“We worked really hard for five years, worked on our song craft and wanted to make sure we captured the record the right way. I love the production on it and the way we went about recording it.” Working with producer Barny Barnicott (Artic Monkeys, Kasabian) probably didn’t hurt either. “We had an established sound, he made it sound even better. He put a couple of extra layers of polish on it. When we were trying to decide on a producer we sent off tracks to a bunch of different guys; his came back and it was just big sounding.”
Big can be an overused term but it’s certainly apt for ME’s debut; grandiose rock’n’roll influenced by more groups and artists than you can poke a stick at. “I am a fan of Freddie Mercury’s vocals and obviously Queen’s theatrical nature, but when it comes to harmonies The Beatles, Beach Boys, and Simon & Garfunkel are big influences. When it comes to the classical stuff we’re into Tchaikovsky for example. But at heart we are a rock band.”
Pigeonholing ME then is fruitless, so when The Darkness is mentioned for bringing back – albeit briefly – a more grandiose brand of rock’n’roll, Ferris is keen to distance ME. “The Darkness are quite theatrical; it’s not my kind of rock. Everyone was scratching their heads thinking, ‘Are these guys a joke?’ I really don’t want to be put in that category, a parody or something, we are quite serious. But yes I would like to see more theatrical rock, but not many are doing it.”
Working Life is a good example of what ME are trying to achieve – a five and a half minute rock opus of sorts, full of heavy rhythm guitar, tempo changes, strings, flute and what sounds like a choir (which apparently was not the case). “Believe it or not the choir on that song is Damian (lead guitar) myself and Mikey (bass). [We] got into the studio and did 50 over dubs for the choral part. Sixty of our voices layered over one another.” Is there a danger then of songwriting coming a second to production and arrangement? “It’s all about the song first, we have a lot of fun arranging; that’s probably where we get carried away, when we go down the epic and theatrical road. With Working Life I did want to write a song like that but at its core it was written on acoustic guitar, and you’ve got to get the right melody, the right structure. When that’s finalised and perfected, we get crazy with harmonies, vocals and instrumentalisation.”
Considering the genres ME draw from, it seems sensible that they would venture to the UK to record their first album, and seeing places that sit high in English rock lore such as Abbey Road and the stairwell in a Hampshire manor where Jon Bonham recorded the drums for When The Levee Breaks, also putting them in good stead. “It was always really exciting for us to record the album there, I just wanted to get over there and experience what life was like as a musician in Britain. I love cold weather. I don’t like this heat. The miserable English weather suited me just fine. We got that very British rock inspiration.

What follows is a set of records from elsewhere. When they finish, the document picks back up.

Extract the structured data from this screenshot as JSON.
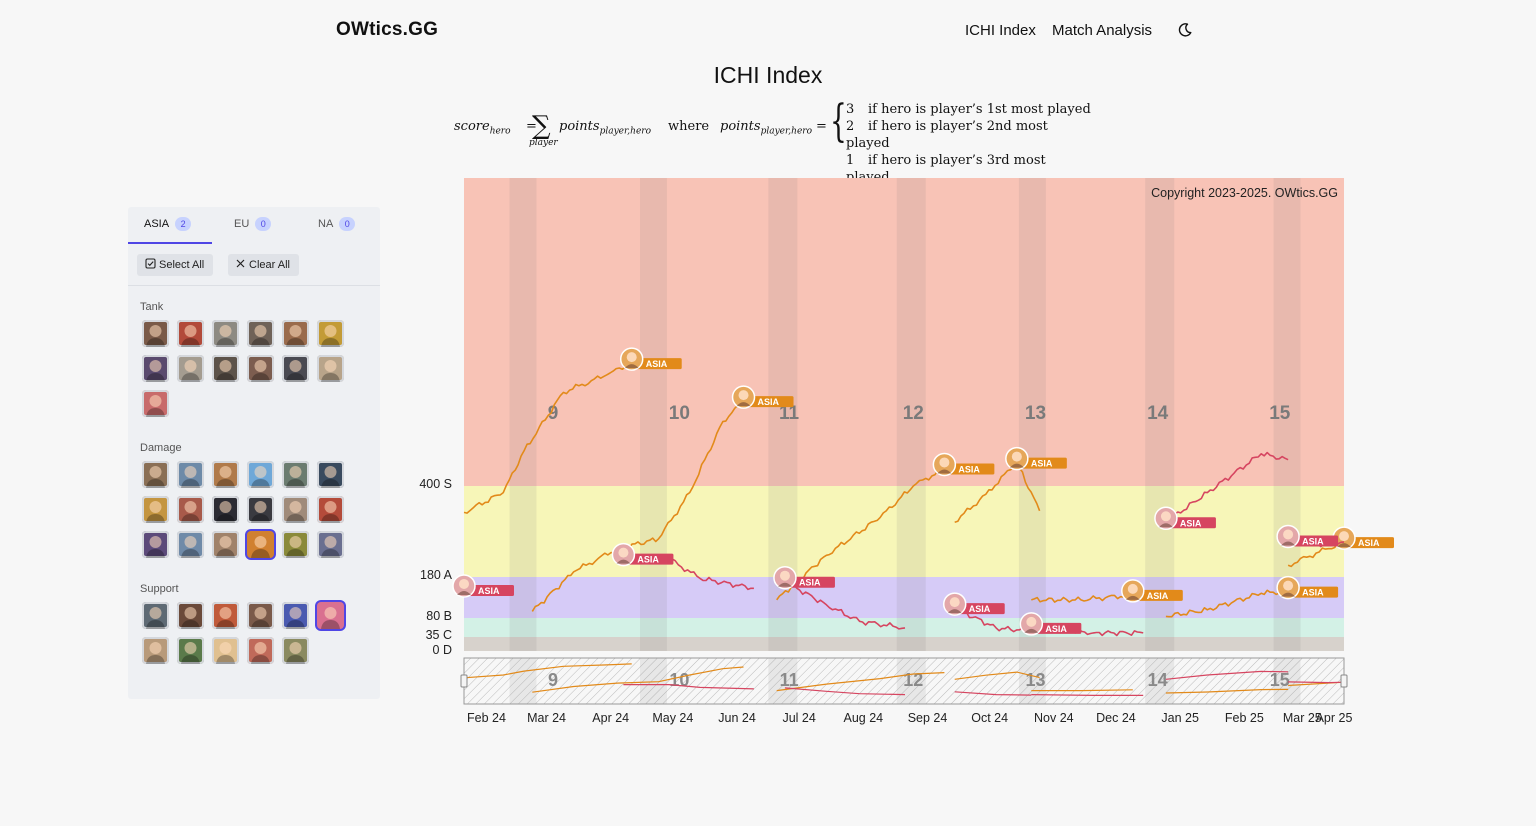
{
  "header": {
    "brand": "OWtics.GG",
    "nav": [
      "ICHI Index",
      "Match Analysis"
    ],
    "theme_icon": "moon-icon"
  },
  "page": {
    "title": "ICHI Index"
  },
  "formula": {
    "lhs": "score",
    "lhs_sub": "hero",
    "sigma_sub": "player",
    "term": "points",
    "term_sub": "player,hero",
    "where": "where",
    "cases": [
      {
        "value": "3",
        "condition": "if hero is player’s 1st most played"
      },
      {
        "value": "2",
        "condition": "if hero is player’s 2nd most played"
      },
      {
        "value": "1",
        "condition": "if hero is player’s 3rd most played"
      }
    ]
  },
  "sidebar": {
    "tabs": [
      {
        "label": "ASIA",
        "count": "2",
        "active": true
      },
      {
        "label": "EU",
        "count": "0",
        "active": false
      },
      {
        "label": "NA",
        "count": "0",
        "active": false
      }
    ],
    "select_all": "Select All",
    "clear_all": "Clear All",
    "roles": [
      {
        "name": "Tank",
        "count": 13,
        "selected": []
      },
      {
        "name": "Damage",
        "count": 18,
        "selected": [
          15
        ]
      },
      {
        "name": "Support",
        "count": 11,
        "selected": [
          5
        ]
      }
    ]
  },
  "chart_data": {
    "type": "line",
    "copyright": "Copyright 2023-2025. OWtics.GG",
    "tier_labels": [
      "400 S",
      "180 A",
      "80 B",
      "35 C",
      "0 D"
    ],
    "tier_colors": {
      "S": "#f8c3b6",
      "A": "#f7f6b8",
      "B": "#d6cbf7",
      "C": "#d3f1e6",
      "D": "#d7d2cc"
    },
    "season_labels": [
      "9",
      "10",
      "11",
      "12",
      "13",
      "14",
      "15"
    ],
    "x_tick_labels": [
      "Feb 24",
      "Mar 24",
      "Apr 24",
      "May 24",
      "Jun 24",
      "Jul 24",
      "Aug 24",
      "Sep 24",
      "Oct 24",
      "Nov 24",
      "Dec 24",
      "Jan 25",
      "Feb 25",
      "Mar 25",
      "Apr 25"
    ],
    "x_range": [
      "2024-02-01",
      "2025-04-01"
    ],
    "series": [
      {
        "color": "#e28a1a",
        "label_badge": "ASIA",
        "segments": [
          [
            [
              "2024-02-01",
              0.84
            ],
            [
              "2024-02-20",
              0.96
            ],
            [
              "2024-03-01",
              1.12
            ],
            [
              "2024-03-20",
              1.32
            ],
            [
              "2024-04-10",
              1.38
            ],
            [
              "2024-04-22",
              1.42
            ]
          ],
          [
            [
              "2024-03-05",
              0.24
            ],
            [
              "2024-03-25",
              0.48
            ],
            [
              "2024-04-15",
              0.62
            ],
            [
              "2024-05-05",
              0.68
            ],
            [
              "2024-05-20",
              0.96
            ],
            [
              "2024-06-05",
              1.22
            ],
            [
              "2024-06-15",
              1.29
            ]
          ],
          [
            [
              "2024-07-01",
              0.31
            ],
            [
              "2024-07-25",
              0.58
            ],
            [
              "2024-08-20",
              0.81
            ],
            [
              "2024-09-05",
              1.0
            ],
            [
              "2024-09-20",
              1.06
            ]
          ],
          [
            [
              "2024-09-25",
              0.78
            ],
            [
              "2024-10-10",
              0.95
            ],
            [
              "2024-10-25",
              1.08
            ],
            [
              "2024-11-05",
              0.85
            ]
          ],
          [
            [
              "2024-11-01",
              0.31
            ],
            [
              "2024-11-25",
              0.31
            ],
            [
              "2024-12-20",
              0.34
            ]
          ],
          [
            [
              "2025-01-05",
              0.21
            ],
            [
              "2025-01-25",
              0.25
            ],
            [
              "2025-02-20",
              0.35
            ],
            [
              "2025-03-05",
              0.36
            ]
          ],
          [
            [
              "2025-03-05",
              0.52
            ],
            [
              "2025-03-20",
              0.6
            ],
            [
              "2025-04-01",
              0.66
            ]
          ]
        ]
      },
      {
        "color": "#d64560",
        "label_badge": "ASIA",
        "segments": [
          [
            [
              "2024-02-01",
              0.37
            ]
          ],
          [
            [
              "2024-04-18",
              0.56
            ],
            [
              "2024-05-10",
              0.56
            ],
            [
              "2024-05-25",
              0.44
            ],
            [
              "2024-06-20",
              0.38
            ]
          ],
          [
            [
              "2024-07-05",
              0.42
            ],
            [
              "2024-07-25",
              0.28
            ],
            [
              "2024-08-10",
              0.18
            ],
            [
              "2024-09-01",
              0.14
            ]
          ],
          [
            [
              "2024-09-25",
              0.26
            ],
            [
              "2024-10-15",
              0.14
            ],
            [
              "2024-11-01",
              0.12
            ]
          ],
          [
            [
              "2024-11-01",
              0.14
            ],
            [
              "2024-12-01",
              0.11
            ],
            [
              "2024-12-25",
              0.11
            ]
          ],
          [
            [
              "2025-01-05",
              0.78
            ],
            [
              "2025-01-25",
              0.96
            ],
            [
              "2025-02-20",
              1.11
            ],
            [
              "2025-03-05",
              1.09
            ]
          ],
          [
            [
              "2025-03-05",
              0.67
            ],
            [
              "2025-03-25",
              0.64
            ],
            [
              "2025-04-01",
              0.66
            ]
          ]
        ]
      }
    ],
    "annotations": [
      "ASIA"
    ],
    "legend": "none"
  }
}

At that same time (we were seeing these places) we were starting our first album down in the countryside next to a horse riding school, quite picturesque – it was a good time to be recording.”
Though we may possess romanticised ideas about how our favourite songwriters and lead guitarists came together (Mercury/ May, Jagger/Richards) Ferris and Damian Finlay’s first encounter was less auspicious. “When I first met Damian he had a broken arm and I couldn’t tell how good he was. But we sat down and spoke about all our influences and what sort of music we wanted to make, what we wanted to do in a band, and when he finally got his arm out of the cast I thought, ‘Jesus, this guy can play!’” Damian’s ability is no more apparent than on Rock And Roll Dandy, which could sit on Queen’s A Day At The Races with ease. Across the album his guitar can be at one moment reminiscent of Brian May, the next Tom Morello, the next Albert Hammond Jnr. It’s not all guitars blazing, there are softer moments too; the rousing Trails In The Sky and closer Their Song providing nice contrasts.
Asked if they’ve cast the net too wide songwriting and arrangement wise, and whether they can translate it live, Ferris claims the problem has always been the other way around. “Our biggest problem has always been capturing our live sound on a record; we consider ourselves more of a live band than a studio band. But we don’t have any problem whatsoever creating a big show and a big noise in the live arena.”